By Gretchen Garrity
Many parents have no idea of the books that are being marketed to even very young children in today’s public libraries. Books like Julian is a Mermaid, All are Welcome, Welcome Back, Pink is for Boys, Mommy, Mama, and Me, I Am Jazz, It Feels Good To Be Yourself, Love Makes a Family, Plenty of Hugs, and the “classic” Heather Has Two Mommies are all titles that are in the Christian County Library system. Many of the above books are located in the Sparta branch library. Suggested reading ages are anywhere from three years of age and under to four-to-eight years of age.
Sparta book display |
While these particular books are not overtly sexualized, they do set up—as normal—the idea that a boy can be a girl, that a loving parent or grandparent would encourage gender fluidity, or that a family can be comprised of two moms, etc. The indoctrination starts early. And when a child reaches age 10 or 12, there is a plethora of other, more explicitly sexual books written just for them. By the time a child reaches the teen years, they have been “positively” exposed to significant amounts of sexualization that would have been unheard of in previous generations.

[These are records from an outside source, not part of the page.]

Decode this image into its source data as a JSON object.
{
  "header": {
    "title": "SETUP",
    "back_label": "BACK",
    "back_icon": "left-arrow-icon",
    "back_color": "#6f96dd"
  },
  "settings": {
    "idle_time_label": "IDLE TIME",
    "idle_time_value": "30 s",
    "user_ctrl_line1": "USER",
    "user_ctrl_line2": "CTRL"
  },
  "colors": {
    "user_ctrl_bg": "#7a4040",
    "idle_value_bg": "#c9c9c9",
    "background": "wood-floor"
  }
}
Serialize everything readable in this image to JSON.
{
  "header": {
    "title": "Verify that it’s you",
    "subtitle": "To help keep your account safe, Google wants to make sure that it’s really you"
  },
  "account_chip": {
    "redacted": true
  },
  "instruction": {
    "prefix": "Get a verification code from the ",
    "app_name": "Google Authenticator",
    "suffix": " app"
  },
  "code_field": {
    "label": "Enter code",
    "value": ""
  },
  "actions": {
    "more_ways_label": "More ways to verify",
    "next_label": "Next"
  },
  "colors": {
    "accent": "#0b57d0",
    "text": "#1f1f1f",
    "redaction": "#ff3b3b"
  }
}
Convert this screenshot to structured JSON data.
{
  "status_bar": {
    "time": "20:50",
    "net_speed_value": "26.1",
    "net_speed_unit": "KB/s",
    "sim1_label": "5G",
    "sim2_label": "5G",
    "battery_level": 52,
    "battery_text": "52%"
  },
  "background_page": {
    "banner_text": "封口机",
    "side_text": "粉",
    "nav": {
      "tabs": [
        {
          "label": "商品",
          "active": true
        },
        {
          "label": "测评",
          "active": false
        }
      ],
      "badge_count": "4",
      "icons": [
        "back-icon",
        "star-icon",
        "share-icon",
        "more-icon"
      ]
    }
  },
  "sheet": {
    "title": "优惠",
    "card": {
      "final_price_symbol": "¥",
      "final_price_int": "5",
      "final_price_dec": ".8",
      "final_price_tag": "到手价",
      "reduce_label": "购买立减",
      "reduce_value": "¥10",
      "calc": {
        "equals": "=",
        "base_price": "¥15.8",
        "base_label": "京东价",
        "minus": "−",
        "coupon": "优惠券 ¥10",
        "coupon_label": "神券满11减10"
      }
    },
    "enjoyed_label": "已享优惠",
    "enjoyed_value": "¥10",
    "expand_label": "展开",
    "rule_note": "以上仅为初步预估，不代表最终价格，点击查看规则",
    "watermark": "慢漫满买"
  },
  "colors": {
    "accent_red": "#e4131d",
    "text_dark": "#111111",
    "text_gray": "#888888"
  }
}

Why are such books being heavily marketed to very young children?
Back in the 1970s, radical activists and librarians began the process of deconstructing how books are cataloged. The goal was to move the classification of homosexual-themed books out of the traditional subject headings and into an ever-growing variety of classifications. Later, the library activists branched out to Queer Theory as it pertains to the normalization and dissemination of any kind of sexuality. The targeting of children at ever younger ages is also a feature of cultural Marxism, a move to sexualize children in an effort to destabilize families and society.
Pronoun buttons in the teen section at Sparta |
In a scholastic paper titled, “Queering the Catalog,” incoming American Library Association President, Emily Drabinski, writes, “Works about religion in the Dewey Decimal System are overwhelmingly Christian (Berman [1971] 1993. 70); works about heterosexuality are barely named as such in LCSH* [Link added] (Christensen 2008, 233-34). As a result of these failures, biased ideological stories continue to be “told” by the organizational systems. As users interact with these structures to browse and retrieve materials, they inevitably learn negative stereotypes about race, gender, class, and other social identities...Similarly, they “learn” that heterosexuality in normative, that gay and lesbian sexuality is the only sexual identity to be examined, and that queer sexuality is inherently deviant.”
Just scratching the surface, what extremist activists have been busy doing is to make classifying books about sexuality, particularly any sexuality that is not heterosexual, so fluid that these books can be organized under just about any classification and placed on just about any shelf in the library. This, of course, has been going on with school textbooks for some time, with subversive ideologies being embedded within the curriculum and basically unavoidable.
For a primer on why schools, libraries, and mass media are sexualizing children, watch James Lindsay. In just over an hour, he details the Marxist Queer Theory underpinnings of overturning the existing order of society through corrupting the innocence of children.
This destablization is purposeful and militant and ongoing, whether the Christian County library staff and board of trustees are fully aware or not. If they are not already aware, they should be made aware.